Cooking Time:8-9 hours
Ingredients6 slices bacon, fried crisp, chopped
5 c. red potatoes, peeled and cubed
1 bag (16 oz.) frozen whole kernel corn
1/4 c. dehydrated minced onion
2 cans (14.5 oz.) chicken broth
1 c. water
2 tsp. garlic salt
1 tsp. black pepper
1/4 tsp. turmeric
1 can (12 oz.) evaporated milk
8 oz. (2 cups) Monterey Jack OR white cheddar cheese, shredded
- Place bacon, potatoes, corn, onions, broth, water, garlic salt, pepper and turmeric in slow cooker.
- Cover. Cook on High for 8 to 9 hours, or until potatoes are tender.
- Stir in milk and cheese. Cover and heat until cheese melts, about 2 to 3 minutes. Serve hot.
Note: Garnish each bowl with dried chopped chives, if desired.
Variation: Crock Pot girl likes more bacon in this recipe, so I put in 9-12 strips of crisp bacon!
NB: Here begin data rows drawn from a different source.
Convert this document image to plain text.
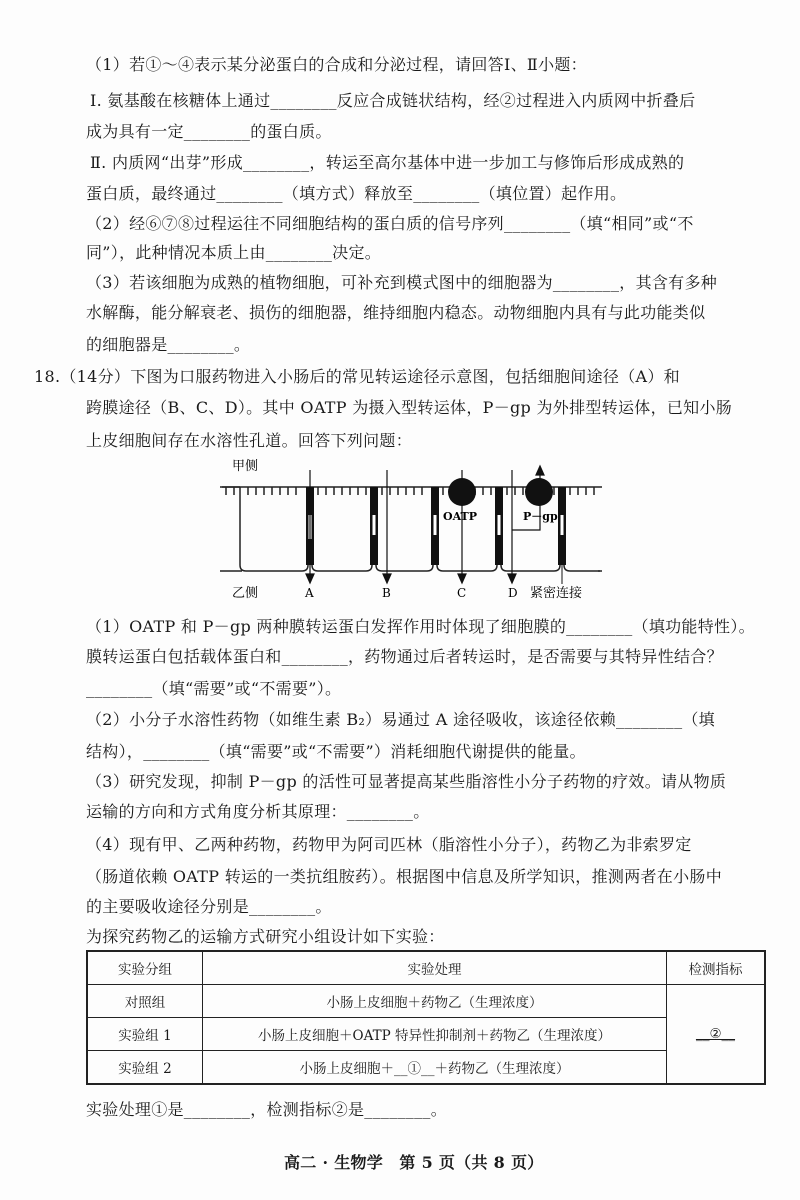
（1）若①～④表示某分泌蛋白的合成和分泌过程，请回答Ⅰ、Ⅱ小题：
Ⅰ. 氨基酸在核糖体上通过________反应合成链状结构，经②过程进入内质网中折叠后
成为具有一定________的蛋白质。
Ⅱ. 内质网“出芽”形成________，转运至高尔基体中进一步加工与修饰后形成成熟的
蛋白质，最终通过________（填方式）释放至________（填位置）起作用。
（2）经⑥⑦⑧过程运往不同细胞结构的蛋白质的信号序列________（填“相同”或“不
同”），此种情况本质上由________决定。
（3）若该细胞为成熟的植物细胞，可补充到模式图中的细胞器为________，其含有多种
水解酶，能分解衰老、损伤的细胞器，维持细胞内稳态。动物细胞内具有与此功能类似
的细胞器是________。
18.（14分）下图为口服药物进入小肠后的常见转运途径示意图，包括细胞间途径（A）和
跨膜途径（B、C、D）。其中 OATP 为摄入型转运体，P－gp 为外排型转运体，已知小肠
上皮细胞间存在水溶性孔道。回答下列问题：
甲侧
OATP	P－gp
乙侧	A	B	C	D 紧密连接
（1）OATP 和 P－gp 两种膜转运蛋白发挥作用时体现了细胞膜的________（填功能特性）。
膜转运蛋白包括载体蛋白和________，药物通过后者转运时，是否需要与其特异性结合？
________（填“需要”或“不需要”）。
（2）小分子水溶性药物（如维生素 B₂）易通过 A 途径吸收，该途径依赖________（填
结构），________（填“需要”或“不需要”）消耗细胞代谢提供的能量。
（3）研究发现，抑制 P－gp 的活性可显著提高某些脂溶性小分子药物的疗效。请从物质
运输的方向和方式角度分析其原理：________。
（4）现有甲、乙两种药物，药物甲为阿司匹林（脂溶性小分子），药物乙为非索罗定
（肠道依赖 OATP 转运的一类抗组胺药）。根据图中信息及所学知识，推测两者在小肠中
的主要吸收途径分别是________。
为探究药物乙的运输方式研究小组设计如下实验：
实验分组	实验处理	检测指标
对照组	小肠上皮细胞＋药物乙（生理浓度）	__②__
实验组 1	小肠上皮细胞＋OATP 特异性抑制剂＋药物乙（生理浓度）	
实验组 2	小肠上皮细胞＋__①__＋药物乙（生理浓度）	
实验处理①是________，检测指标②是________。
高二 · 生物学　第 5 页（共 8 页）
Yum!
For over 450 more Slow Cooker recipes, click here to get my eBook!
High for 8 or 9 hours? or do you mean low?
Thanks for the question, but it is actually High, and depending on your crock pot it may be done sooner. The crock pot I used actually was done in 8 hours. Happy Crocking!
Did you thaw the corn first or put it in frozen?
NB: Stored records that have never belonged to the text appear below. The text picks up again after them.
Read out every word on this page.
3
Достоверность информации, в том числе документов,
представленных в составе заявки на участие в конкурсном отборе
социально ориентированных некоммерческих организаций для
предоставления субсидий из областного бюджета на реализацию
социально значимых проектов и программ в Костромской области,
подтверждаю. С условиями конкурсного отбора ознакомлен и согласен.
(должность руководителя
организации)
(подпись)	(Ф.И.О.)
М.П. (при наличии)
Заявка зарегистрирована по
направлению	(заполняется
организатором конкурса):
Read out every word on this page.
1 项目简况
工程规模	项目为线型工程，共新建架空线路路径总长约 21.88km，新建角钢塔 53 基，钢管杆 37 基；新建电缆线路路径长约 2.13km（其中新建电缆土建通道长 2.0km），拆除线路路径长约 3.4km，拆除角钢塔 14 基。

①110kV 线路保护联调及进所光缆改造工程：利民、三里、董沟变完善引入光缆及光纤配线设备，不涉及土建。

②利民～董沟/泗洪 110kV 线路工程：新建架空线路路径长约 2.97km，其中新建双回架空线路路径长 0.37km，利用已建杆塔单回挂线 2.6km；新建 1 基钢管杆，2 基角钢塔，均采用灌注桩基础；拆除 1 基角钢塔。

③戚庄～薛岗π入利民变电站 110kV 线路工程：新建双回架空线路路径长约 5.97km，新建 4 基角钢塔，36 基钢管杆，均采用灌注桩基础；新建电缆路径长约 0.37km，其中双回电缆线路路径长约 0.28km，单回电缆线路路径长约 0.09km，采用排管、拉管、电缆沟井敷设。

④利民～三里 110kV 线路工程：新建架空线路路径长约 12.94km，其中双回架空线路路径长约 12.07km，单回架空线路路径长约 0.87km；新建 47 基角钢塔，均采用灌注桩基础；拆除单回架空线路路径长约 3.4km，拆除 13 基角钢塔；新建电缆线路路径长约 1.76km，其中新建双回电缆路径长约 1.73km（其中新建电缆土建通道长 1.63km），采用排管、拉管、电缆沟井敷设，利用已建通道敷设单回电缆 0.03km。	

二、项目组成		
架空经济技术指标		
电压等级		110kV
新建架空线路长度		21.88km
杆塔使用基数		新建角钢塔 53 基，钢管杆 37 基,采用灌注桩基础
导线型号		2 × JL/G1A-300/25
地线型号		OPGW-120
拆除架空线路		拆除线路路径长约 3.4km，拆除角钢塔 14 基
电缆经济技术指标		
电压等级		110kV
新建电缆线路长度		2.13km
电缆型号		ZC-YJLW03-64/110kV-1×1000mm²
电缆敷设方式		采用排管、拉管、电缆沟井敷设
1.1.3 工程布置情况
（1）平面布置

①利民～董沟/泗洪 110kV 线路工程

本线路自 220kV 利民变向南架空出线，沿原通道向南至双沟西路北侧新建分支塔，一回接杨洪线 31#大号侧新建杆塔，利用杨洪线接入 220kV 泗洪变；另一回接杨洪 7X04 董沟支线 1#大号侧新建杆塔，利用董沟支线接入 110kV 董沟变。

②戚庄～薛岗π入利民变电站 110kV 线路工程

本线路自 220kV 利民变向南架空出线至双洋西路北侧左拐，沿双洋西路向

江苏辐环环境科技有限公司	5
You can leave the cron frozen – no need to thaw. Thanks for your questions!
You can leave the corn frozen – no need to thaw. Thanks for your questions!
Just curious how this ended up under vegetarian when it contains bacon and chicken broth?
Wow! Thanks, Cheryl – I am not sure how that happened! Thanks so much for pointing it out and I will fix it now. 🙂 Happy Crocking!